All the eight legislative proposals were passed without a discussion in the Lok Sabha.

On an average, it took the House, a little over two minutes to go through the formalities of putting the Bills to vote and announcing their passage as the BJP and Left members stood in the well protesting.

The BJP was criticising the government for letting its Minority Affairs Minister A.R. Antulay off the hook. The Left, on the other hand, wanted the scheduled motion on lay-offs and wage cuts to be discussed.
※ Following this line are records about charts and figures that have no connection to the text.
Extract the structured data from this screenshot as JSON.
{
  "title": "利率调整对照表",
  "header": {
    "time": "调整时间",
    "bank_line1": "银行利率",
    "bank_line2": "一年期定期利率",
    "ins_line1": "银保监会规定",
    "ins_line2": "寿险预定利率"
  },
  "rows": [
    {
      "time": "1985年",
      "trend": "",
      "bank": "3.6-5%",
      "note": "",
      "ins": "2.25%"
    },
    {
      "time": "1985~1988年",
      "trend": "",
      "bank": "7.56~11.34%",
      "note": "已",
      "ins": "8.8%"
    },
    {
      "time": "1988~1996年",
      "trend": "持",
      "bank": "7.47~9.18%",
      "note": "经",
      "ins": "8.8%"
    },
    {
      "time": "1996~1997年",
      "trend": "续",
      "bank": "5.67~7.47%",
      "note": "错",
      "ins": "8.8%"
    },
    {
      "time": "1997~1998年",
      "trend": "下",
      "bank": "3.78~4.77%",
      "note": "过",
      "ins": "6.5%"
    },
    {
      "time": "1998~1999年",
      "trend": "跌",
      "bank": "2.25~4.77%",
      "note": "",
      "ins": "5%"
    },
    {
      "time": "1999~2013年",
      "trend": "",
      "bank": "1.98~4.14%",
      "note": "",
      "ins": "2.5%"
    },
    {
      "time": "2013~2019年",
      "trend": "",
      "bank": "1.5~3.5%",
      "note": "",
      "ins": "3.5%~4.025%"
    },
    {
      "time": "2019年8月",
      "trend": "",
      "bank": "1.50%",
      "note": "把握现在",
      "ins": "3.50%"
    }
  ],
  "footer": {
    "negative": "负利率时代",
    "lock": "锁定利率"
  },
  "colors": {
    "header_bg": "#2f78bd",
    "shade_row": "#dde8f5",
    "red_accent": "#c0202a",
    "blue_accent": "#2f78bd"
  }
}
But they, too, joined in the protests — and later walked out — once they realised that the government was intent on completing the legislative business.

“This is not a good sign for democracy… This has never happened in Parliament’s history,” CPI (M) leader Basudev Acharia later said, complaining many of them were important bills.

Among the Bills that were passed in the Lok Sabha were proposals to set up India’s first international university, South Asian University, amendments to the Criminal Procedure Code and give collection of statistics on economic, demographic and social aspects a legislative backing. But judges of the Supreme Court and high court will have to wait for salary hike. The legislation couldn’t be taken up due to the absence of Law Minister H.R. Bharadwaj.

The House of Elders did not fare any better. Rajya Sabha, too, passed the Information Technology (Amendment) Bill amid pandemonium in about two-three minutes. It provides for a jail term — upto a maximum of 10 years — for suspects convicted of cyber terrorism and five years for publishing or transmitting obscene material. The Lok Sabha passed it on Monday without a discussion.

According to the PRS Legislative Research, an independent body, in 2007, nearly 40 per cent of laws were passed by the Lok Sabha with little or no discussion, a significant increase over 17 per cent of the Bills passed with almost no discussion in 2005.